The Bail Bill is an insidious affront to the rights of the individual to reasonable bail when charged with a criminal offence, to be presumed innocent until proven guilty, and to have both these rights interfered with only by an independent judicial officer. That the Bail Bill violates constitutional rights is frankly admitted by those supporting it. There is no doubt in my mind that there is no justifiable basis for this latest assault on the Bill of Rights.The bill, which was passed by the lower House, provides that any person who is charged with any one of a list of offences, and who had previously been convicted of any of those offences, must be denied bail. The automatic deprivation of the right to bail operates for a period of ten years after the accused has served the sentence of imprisonment imposed for the previous crime.The significance of this measure must be appreciated. It means that for a period of ten years after serving his sentence, an individual will be liable to be imprisoned immediately upon a charge being laid against him and he will only become eligible for bail after spending a minimum of four months in jail. That period can be extended indefinitely as long as some evidence is led before the court during that period. It means, in other words, that an individual will serve a mandatory minimum additional prison term of four months (it may be longer) because of his previous conviction and because a police officer determines that there is sufficient basis for a new charge.
The latter point needs to be emphasised. As the law operates at present, the question whether a person charged with an offence is to be denied bail is determined by an independent judicial officer, first by a magistrate and then a High Court judge. A judicial officer is permitted to deny bail primarily if it is established either that the accused will not turn up for trial, will commit an offence while on bail, or will interfere with a witness. The law therefore strikes a balance between the interest of the accused not to be deprived of liberty until he is proved guilty of an offence, on the one hand, and the interests of the community at large to be protected against the commission of further crime or an escape from justice. And what is crucial is that this interplay of rights is mediated by an independent, legally trained judicial officer who is expected to respect the balance struck by the law.What the Bail Bill does, in effect, is to vest in the police the power, without review, to imprison someone previously convicted of a particular offence for a mandatory minimum period of four months.
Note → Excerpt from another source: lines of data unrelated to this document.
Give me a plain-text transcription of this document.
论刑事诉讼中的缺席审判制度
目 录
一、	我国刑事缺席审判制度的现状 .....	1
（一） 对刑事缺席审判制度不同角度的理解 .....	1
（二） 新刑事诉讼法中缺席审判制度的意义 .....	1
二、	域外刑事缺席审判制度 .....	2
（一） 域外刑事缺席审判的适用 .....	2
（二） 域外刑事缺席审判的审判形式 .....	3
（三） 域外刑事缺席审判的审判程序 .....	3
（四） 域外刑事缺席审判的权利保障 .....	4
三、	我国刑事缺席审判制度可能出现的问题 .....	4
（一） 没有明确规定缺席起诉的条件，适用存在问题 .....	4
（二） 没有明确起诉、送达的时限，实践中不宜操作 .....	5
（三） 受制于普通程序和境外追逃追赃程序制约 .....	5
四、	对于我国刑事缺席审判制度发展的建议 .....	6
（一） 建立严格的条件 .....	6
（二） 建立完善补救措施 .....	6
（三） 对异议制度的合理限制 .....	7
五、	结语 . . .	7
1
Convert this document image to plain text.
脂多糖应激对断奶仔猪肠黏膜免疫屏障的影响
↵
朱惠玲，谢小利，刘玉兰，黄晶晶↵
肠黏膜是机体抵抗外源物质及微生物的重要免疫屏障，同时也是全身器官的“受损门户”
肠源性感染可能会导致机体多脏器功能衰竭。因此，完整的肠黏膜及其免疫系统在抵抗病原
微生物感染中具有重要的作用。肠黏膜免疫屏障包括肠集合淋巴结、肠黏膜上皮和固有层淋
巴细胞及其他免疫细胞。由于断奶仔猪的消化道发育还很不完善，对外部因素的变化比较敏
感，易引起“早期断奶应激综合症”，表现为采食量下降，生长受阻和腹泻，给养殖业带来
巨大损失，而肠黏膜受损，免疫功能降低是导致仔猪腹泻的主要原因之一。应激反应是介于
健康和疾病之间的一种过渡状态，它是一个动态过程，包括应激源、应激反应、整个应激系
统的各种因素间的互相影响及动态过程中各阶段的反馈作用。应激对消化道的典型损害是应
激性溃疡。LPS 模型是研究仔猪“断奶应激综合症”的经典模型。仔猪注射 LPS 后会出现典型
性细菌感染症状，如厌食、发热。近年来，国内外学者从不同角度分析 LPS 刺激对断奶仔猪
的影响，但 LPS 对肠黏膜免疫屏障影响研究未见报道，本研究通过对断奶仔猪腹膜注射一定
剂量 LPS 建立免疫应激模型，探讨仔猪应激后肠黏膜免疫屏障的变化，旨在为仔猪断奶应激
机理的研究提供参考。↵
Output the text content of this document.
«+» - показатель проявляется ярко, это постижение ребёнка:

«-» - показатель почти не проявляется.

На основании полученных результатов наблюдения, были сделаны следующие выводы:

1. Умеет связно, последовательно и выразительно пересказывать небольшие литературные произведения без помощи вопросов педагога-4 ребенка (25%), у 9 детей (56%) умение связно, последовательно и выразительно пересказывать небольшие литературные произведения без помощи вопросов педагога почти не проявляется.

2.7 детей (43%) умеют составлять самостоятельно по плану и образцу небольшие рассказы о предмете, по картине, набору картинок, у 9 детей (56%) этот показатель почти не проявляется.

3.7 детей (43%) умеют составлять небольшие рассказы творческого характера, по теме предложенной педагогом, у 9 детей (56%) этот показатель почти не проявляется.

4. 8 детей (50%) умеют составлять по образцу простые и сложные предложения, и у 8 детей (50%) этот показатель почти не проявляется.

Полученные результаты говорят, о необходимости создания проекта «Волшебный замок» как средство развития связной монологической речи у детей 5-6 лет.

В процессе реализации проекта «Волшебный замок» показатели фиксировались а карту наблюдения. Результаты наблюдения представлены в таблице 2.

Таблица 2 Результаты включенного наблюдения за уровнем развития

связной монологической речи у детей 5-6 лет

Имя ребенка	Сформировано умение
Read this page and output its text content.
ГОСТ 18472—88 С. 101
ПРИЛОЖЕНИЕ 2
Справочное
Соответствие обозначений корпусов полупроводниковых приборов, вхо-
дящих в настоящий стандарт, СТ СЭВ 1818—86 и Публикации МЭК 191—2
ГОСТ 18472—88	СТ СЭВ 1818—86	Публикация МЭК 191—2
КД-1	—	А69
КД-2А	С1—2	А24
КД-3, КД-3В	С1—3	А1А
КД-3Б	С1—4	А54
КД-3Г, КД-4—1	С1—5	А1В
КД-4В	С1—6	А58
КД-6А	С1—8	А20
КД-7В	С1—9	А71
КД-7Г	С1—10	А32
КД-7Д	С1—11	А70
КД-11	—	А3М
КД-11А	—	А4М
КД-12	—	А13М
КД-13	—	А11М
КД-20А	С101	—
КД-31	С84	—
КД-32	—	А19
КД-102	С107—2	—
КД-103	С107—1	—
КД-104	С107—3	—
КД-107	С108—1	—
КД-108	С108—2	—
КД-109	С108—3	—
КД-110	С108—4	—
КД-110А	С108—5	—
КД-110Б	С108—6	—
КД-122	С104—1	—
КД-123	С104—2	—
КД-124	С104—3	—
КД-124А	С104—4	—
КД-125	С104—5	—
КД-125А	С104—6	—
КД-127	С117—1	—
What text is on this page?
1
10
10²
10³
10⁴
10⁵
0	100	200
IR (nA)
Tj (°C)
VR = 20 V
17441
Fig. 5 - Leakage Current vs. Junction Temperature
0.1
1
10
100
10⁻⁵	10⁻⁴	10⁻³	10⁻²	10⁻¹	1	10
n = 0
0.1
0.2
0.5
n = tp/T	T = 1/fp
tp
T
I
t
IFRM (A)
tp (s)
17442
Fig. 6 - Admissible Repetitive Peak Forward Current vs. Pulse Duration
The bill therefore puts us on the cusp of a police state. It creates a class of individuals, those having served a sentence for a particular crime less than ten years ago, who are under the power of police officers, and who are in danger of being imprisoned for a mandatory period of at least four months, simply on the say-so of police officers.
It does not require a fertile mind to appreciate the abuse to which such provisions might be put. One only needs recall the fiasco of the scores of individuals charged with offences under the Anti-Gang Act during the recent State of Emergency, only to be released because there was no evidence to support the charges. The question which arises is this. What purpose is this bill to serve? And on what basis is this admitted violation of fundamental rights justified?Certainly it will put out of commission for at least four months those individuals who had previously committed a listed offence or who the police say have committed another. For that four-month period, those individuals will be behind bars and the community is therefore potentially protected from any offences that they might have committed.The protection which is achieved is therefore speculative. It is premised upon their charged committing further offences while on bail, but without any proof that they would in fact have done so.But at the end of the four-month period, then what?
If the police are unable to start the case or unable to establish that the accused is a flight risk, or will re-offend or will interfere with witnesses, he will likely be put on bail. On the other hand, if the police are able to establish any of these matters, the judicial officer can refuse bail. Which leads to this question: if such evidence is available, why not use it in the first place to support an application to deny bail?The point is this: the Bail Bill is only really of any value in those cases where the police are unable to prove that the accused will use his freedom to violate the law. But that is precisely the circumstances under which the community does not need protection and the accused–who is entitled to be presumed innocent of the new charge–does.The solution to the crime wave is not a further dilution of fundamental rights and freedoms.US Supreme Court Justice Thurgood Marshall once said: "History teaches us that grave threats to liberty often come in times of urgency, when constitutional rights seem too extravagant to endure... When we allow fundamental freedoms to be sacrificed in the name of real or perceived exigency, we invariably come to regret it."
The law already provides a finely tuned scheme for protecting the public from the criminal element and at the same time respecting fundamental rights and freedoms. The solution is to provide the police with the resources to establish what is necessary to persuade the judiciary to deny bail where it is warranted. The solution is not to create a state of emergency in disguise by giving police officers arbitrary power to order the imprisonment of citizens who are entitled to be presumed innocent, even if they have offended against the law in the past.